Informed consumers make the smart choice when it comes to health insurance and get the most out of their health plans. That’s why it’s important to understand the types of health insurance plans available and explain the differences between them.
What is an HMO? HMO plans, also known as “health maintenance organizations,” are perhaps the most common plans in Michigan. If you want to keep your costs down and get reliable care, an HMO may be your best choice.
How it works: You’ll need to choose a primary care provider (PCP) and you’ll be able to use doctors and hospitals that are part of a large network. Often, you can even see in-network specialists without a referral. But keep in mind that you won’t be covered for out-of-network services unless it’s a medical emergency.
Insider tip: Before choosing a plan, research the HMO’s network. If your favorite doctors and hospitals are included, you’re good to go.
What is a PPO? You’ll have more freedom of choice if you (or your employer) selects a PPO plan, which stands for “preferred provider organization.” If flexibility is most important to you and you can afford higher premiums and out-of-pocket costs, a PPO may be your best choice.
How it works: The amount you pay for services will depend on whether you use in-network or out-of-network providers. You’ll have the option of going outside of the network by paying extra for services. The choice is yours.
Insider tip: You’ll save money by using doctors and hospitals in your PPO network. Only go out of your PPO network for specialized care or major health concerns.
What is a POS? A “point of service,” or POS plan, is a cross between an HMO and a PPO. You’ll have two payment levels (called benefit levels) depending on whether you receive your care in or out of your provider network.
How it works: A POS plan gives you the best of both worlds. It encourages you to use a primary care provider to coordinate your care but you can also get out-of-network care when needed.
Insider tip: To save money, be sure to choose an in-network PCP (even if your insurance company doesn’t require it). If you don’t have one, the higher payment schedule applies—even when you use in-network specialists.
What is a narrow network?
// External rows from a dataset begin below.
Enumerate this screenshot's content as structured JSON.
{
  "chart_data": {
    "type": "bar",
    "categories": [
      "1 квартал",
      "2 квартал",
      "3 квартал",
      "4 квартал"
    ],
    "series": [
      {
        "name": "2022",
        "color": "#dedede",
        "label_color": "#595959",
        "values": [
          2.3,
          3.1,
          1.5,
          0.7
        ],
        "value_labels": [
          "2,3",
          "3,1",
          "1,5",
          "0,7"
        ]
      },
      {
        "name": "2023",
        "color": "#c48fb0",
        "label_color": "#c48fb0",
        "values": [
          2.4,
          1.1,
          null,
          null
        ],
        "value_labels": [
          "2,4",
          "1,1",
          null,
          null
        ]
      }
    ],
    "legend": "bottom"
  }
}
Plans with narrow networks are growing in popularity. They have much lower premiums. But you’ll have limits on where you can go for health care services. If you can live with fewer choices (or you already see a doctor that’s part of a narrow network you’re considering) and you want to keep your premium costs down, this might be a great option for you.
How it works: Narrow network plans have agreements between a health insurance company and a hospital system or certain doctors. But beware: If a doctor, lab or hospital isn’t in the network, you’ll have to pay 100% of the cost—except in the case of a medical emergency.
Insider tip: Understand exactly where you can (and cannot) go for care. Also, check the quality information for the hospitals and doctors in the plan. Some narrow networks use major, regional health care systems with enough well-respected hospitals and doctors to meet your needs.
What is a tiered network? Plans with a tiered network have different pricing levels depending on provider or health care service facility location. They’re best when cost is a factor. They can offer lower deductibles and out-of-pocket limits. They also offer more cost-sharing options for employers and employees.
How it works: Tiered network plans also have agreements between a health insurance company and hospital systems or specific doctors—set up in different tiers. By choosing care from a Tier 1 provider or location, members will pay less out-of-pocket. If they decide to use a Tier 2 provider or location for care, they’ll still be covered—but their out-of-pocket cost will be higher. Tiered network plans offer a range of deductibles, coninsurance and copays.
Insider tip: Know what your out-of-pocket cost will be for care in each tier of the plan. Members can use their health plan’s provider search tool (for example: Priority Health’s Find a Doctor feature) to see if care is Tier 1 or Tier 2. Also, check which benefits are included in the plan before and after your annual deductible is met.
- Primary care and specialist visits
- Preventive care
- Urgent care
- Virtual visits
- Generic prescription drugs
Know your out-of-pocket maximum for the year to help plan your budget as these plans include single and family annual deductible and coinsurance.